Her silence terrified him. ‘Thea, I understand that you want her to be yours, but this way she is safe—even with the rumor about your brother, officially acknowledged as my daughter she will be more readily accepted.’

‘You would do that for me?’ she whispered.

He went to her then, taking her into his arms, settling her where she belonged. It felt as though the jagged edges of a wound had come together and were knitting. There was still pain, but it was the pain of healing.

‘That and more,’ he told her. A man had betrayed her in the worst possible way and yet…he touched the soft cheek of the sleeping child with careful fingers. Soft, silken, utterly innocent…

‘There you sit,’ he said huskily, ‘with his child in your arms. You would have sacrificed everything for her.’

‘She had nothing,’ said Thea. ‘Nothing except shame and the knowledge that her family didn’t want her. I could not knowingly abandon her to that.’

‘No,’ he said, his arms tightening, ‘you could not. And when I understood that, I knew what a fool I had been to hesitate.’ Her sigh trembled through him.

‘I cannot think of her as his,’ said Thea softly. ‘She is mine, and…’ She hesitated, a tension he could feel creeping into her.

‘Mine,’ he affirmed. ‘Yes, love. I meant it. Not just legally, but in every way. That little girl in your arms is Sophie Blakehurst. Our daughter.’

He cradled them both in his arms, his heart full as he lowered his head to brush his mouth across hers. Hesitant, trembling, her lips parted, accepting his caress, offering her own. Joy singing, burning within, he took and gave in equal measure.

‘Who giveth this woman to be married to this man?’

Thea smiled shakily up at David as he gave her into the keeping of the rector.
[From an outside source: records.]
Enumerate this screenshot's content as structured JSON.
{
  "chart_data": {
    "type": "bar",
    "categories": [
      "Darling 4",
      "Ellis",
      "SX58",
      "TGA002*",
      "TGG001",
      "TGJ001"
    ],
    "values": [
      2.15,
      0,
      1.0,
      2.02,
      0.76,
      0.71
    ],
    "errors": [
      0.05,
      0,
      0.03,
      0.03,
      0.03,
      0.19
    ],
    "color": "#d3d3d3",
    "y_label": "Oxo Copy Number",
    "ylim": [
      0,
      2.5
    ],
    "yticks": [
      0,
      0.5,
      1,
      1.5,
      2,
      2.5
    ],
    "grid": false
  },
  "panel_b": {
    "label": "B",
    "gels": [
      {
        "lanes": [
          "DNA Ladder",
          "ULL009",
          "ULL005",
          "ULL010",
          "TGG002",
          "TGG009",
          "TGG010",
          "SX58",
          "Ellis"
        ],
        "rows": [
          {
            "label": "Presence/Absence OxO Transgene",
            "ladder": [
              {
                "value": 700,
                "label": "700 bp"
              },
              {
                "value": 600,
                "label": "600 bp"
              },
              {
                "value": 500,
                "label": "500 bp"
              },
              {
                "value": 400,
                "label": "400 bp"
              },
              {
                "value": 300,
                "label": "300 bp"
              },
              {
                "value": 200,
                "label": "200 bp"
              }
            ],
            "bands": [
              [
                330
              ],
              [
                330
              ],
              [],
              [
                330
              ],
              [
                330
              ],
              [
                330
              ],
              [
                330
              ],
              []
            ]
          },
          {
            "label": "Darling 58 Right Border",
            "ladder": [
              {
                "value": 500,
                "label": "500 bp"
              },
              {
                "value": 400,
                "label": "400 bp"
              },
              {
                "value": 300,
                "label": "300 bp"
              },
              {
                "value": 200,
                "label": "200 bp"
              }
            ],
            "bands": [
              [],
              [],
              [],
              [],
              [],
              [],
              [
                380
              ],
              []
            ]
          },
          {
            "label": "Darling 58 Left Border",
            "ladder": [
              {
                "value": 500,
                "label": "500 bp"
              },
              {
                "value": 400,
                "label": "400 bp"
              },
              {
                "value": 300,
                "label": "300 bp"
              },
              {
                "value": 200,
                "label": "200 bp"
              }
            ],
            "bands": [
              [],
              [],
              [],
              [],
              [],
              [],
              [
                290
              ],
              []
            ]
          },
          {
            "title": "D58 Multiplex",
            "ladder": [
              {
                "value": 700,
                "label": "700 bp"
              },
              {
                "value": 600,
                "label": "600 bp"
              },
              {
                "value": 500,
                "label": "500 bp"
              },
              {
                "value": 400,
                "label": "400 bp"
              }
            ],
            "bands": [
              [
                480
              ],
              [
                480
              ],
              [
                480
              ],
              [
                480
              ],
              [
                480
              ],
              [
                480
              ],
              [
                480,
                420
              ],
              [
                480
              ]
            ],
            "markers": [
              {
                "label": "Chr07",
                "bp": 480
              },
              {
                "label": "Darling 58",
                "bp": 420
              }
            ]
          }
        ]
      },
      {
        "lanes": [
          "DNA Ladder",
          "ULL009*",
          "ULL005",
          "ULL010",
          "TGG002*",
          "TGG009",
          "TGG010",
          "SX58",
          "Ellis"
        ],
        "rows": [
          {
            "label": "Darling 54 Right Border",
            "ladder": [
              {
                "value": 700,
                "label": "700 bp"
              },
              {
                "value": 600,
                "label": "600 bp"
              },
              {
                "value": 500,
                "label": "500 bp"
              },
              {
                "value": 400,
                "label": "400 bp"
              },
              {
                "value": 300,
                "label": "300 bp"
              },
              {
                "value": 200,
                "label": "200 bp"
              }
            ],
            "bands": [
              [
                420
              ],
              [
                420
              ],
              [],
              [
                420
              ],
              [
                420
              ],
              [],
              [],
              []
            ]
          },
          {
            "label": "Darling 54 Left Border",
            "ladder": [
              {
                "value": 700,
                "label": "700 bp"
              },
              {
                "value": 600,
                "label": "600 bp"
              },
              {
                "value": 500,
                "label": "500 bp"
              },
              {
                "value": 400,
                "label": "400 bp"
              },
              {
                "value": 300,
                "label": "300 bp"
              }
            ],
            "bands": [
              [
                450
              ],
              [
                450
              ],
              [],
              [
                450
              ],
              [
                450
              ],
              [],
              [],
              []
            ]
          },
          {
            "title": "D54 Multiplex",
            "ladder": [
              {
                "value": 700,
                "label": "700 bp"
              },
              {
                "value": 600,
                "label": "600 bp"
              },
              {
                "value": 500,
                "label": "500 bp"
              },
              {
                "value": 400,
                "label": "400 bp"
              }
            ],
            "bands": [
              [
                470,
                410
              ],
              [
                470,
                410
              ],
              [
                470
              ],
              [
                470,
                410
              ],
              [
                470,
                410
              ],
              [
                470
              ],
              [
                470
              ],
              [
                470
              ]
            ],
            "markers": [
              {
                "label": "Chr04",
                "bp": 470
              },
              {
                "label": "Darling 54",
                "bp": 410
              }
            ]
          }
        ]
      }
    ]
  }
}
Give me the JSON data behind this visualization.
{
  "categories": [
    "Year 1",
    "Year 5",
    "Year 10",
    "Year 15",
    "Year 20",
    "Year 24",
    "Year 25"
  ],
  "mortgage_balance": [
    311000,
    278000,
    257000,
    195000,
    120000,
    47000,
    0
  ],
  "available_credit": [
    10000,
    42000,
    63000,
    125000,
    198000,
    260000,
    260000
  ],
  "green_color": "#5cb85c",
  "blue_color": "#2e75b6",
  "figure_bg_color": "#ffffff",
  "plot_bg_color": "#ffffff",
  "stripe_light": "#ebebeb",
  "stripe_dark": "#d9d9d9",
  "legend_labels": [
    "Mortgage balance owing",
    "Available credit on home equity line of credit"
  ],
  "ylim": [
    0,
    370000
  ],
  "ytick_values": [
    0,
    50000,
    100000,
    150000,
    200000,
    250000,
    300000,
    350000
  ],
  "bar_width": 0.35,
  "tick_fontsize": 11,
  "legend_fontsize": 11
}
He smiled back tenderly as Richard took her hand. Then he stepped back with a little nod of approval.

‘I, Richard Alexander, take thee, Dorothea Sophie, to my wedded wife, to have and to hold, from this day forward, for better or for worse…’

Behind her, Thea was aware of Verity holding Sophie’s hand, and beyond Richard, Max, standing proudly at his brother’s side. And Richard himself, his voice deep and firm, pledging himself to her

‘…to love and to cherish, until death do us part…’

She could not help the tears sliding down her cheeks. They blurred her vision and choked her when it came to her turn to repeat her vows. In her heart the vows had already been made. Yet here in this old church, the words rang out, alive, burning between them, perhaps given more strength by being spoken and received.